Johannes Hahn: Europa eröffnet Studierenden vielfältige Chancen

Wissenschaftsminister absolviert Bundesländertag in Niederösterreich - Diskussion mit Studierenden und Betriebsbesuch

Wien (OTS) - "Europa eröffnet Österreichs Studierenden vielfältige Chancen", so Wissenschaftsminister Johannes Hahn bei einer Diskussion mit Studierenden der FH Wiener Neustadt am Campus Wieselburg. Ein weiterer Programmpunkt beim Niederösterreich-Tag des Ministers ist der Betriebsbesuch bei der Firma Zizala Lichtsysteme in Wieselburg.

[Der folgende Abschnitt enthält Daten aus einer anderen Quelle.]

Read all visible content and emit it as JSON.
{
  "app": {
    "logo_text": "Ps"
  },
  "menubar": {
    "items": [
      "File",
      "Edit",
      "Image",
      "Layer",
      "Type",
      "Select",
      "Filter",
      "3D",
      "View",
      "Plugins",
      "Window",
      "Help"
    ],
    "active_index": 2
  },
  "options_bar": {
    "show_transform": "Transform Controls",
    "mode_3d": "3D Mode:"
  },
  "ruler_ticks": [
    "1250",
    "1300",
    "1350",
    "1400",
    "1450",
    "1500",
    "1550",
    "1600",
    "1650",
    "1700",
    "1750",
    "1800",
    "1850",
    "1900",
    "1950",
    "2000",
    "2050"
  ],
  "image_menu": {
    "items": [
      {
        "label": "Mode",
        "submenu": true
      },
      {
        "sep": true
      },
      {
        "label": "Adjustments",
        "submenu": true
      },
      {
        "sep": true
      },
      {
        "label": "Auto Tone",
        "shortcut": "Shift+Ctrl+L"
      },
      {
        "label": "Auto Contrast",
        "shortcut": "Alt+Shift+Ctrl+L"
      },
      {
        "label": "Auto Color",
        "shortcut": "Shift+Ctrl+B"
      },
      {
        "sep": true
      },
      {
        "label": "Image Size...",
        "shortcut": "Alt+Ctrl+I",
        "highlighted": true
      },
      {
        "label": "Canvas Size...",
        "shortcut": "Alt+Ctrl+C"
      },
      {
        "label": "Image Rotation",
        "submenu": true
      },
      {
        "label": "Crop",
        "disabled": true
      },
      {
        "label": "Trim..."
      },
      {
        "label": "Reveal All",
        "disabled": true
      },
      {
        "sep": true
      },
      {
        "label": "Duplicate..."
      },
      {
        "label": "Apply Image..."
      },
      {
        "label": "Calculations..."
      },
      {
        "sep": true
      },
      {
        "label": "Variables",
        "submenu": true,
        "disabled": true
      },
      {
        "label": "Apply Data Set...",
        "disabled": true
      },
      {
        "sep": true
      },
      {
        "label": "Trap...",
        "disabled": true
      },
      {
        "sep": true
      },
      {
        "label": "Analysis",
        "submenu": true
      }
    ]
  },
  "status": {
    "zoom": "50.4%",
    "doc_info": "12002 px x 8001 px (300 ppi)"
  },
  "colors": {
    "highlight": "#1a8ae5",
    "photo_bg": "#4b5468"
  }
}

Bei seinem Besuch der AMU (Austrian Marketing University; Marketing-Standort der FH Wiener Neustadt) in Wiesenburg diskutierte der Minister mit rund 80 Studierenden. Im Mittelpunkt standen die Themen Europa, Forschungsförderung und die Bedeutung der Fachhochschulen.

"Die EU-Forschungsförderung ist ein Paradebeispiel was uns Europa bringt", so der Minister. Er verwies auf viele länderübergreifende Forschungsinfrastrukturprogramme, weiters ging er auf Mobilitätsprogramme für Studierende und den Bologna-Prozess ein. "Europa - die EU - bringt gerade für Studierende vielfältige Chancen.", fordert Hahn die Studierenden auf, diese auch entsprechend zu nutzen. Der Minister betonte in der Diskussion auch sein Ziel, die Akzeptanz des Bachelors zu stärken, diesbezüglich kündigte Hahn eine Kampagne für den kommenden Herbst an. Weiters ging der Minister auf die niedrige Arbeitslosenquote der FH-Absolvent/innen ein: "Das stellt die Hohe Qualität der Ausbildung und die punktgenaue Ausrichtung der Ausbildung unter Beweis. Wissen schafft Arbeit.", unterstrich der Minister.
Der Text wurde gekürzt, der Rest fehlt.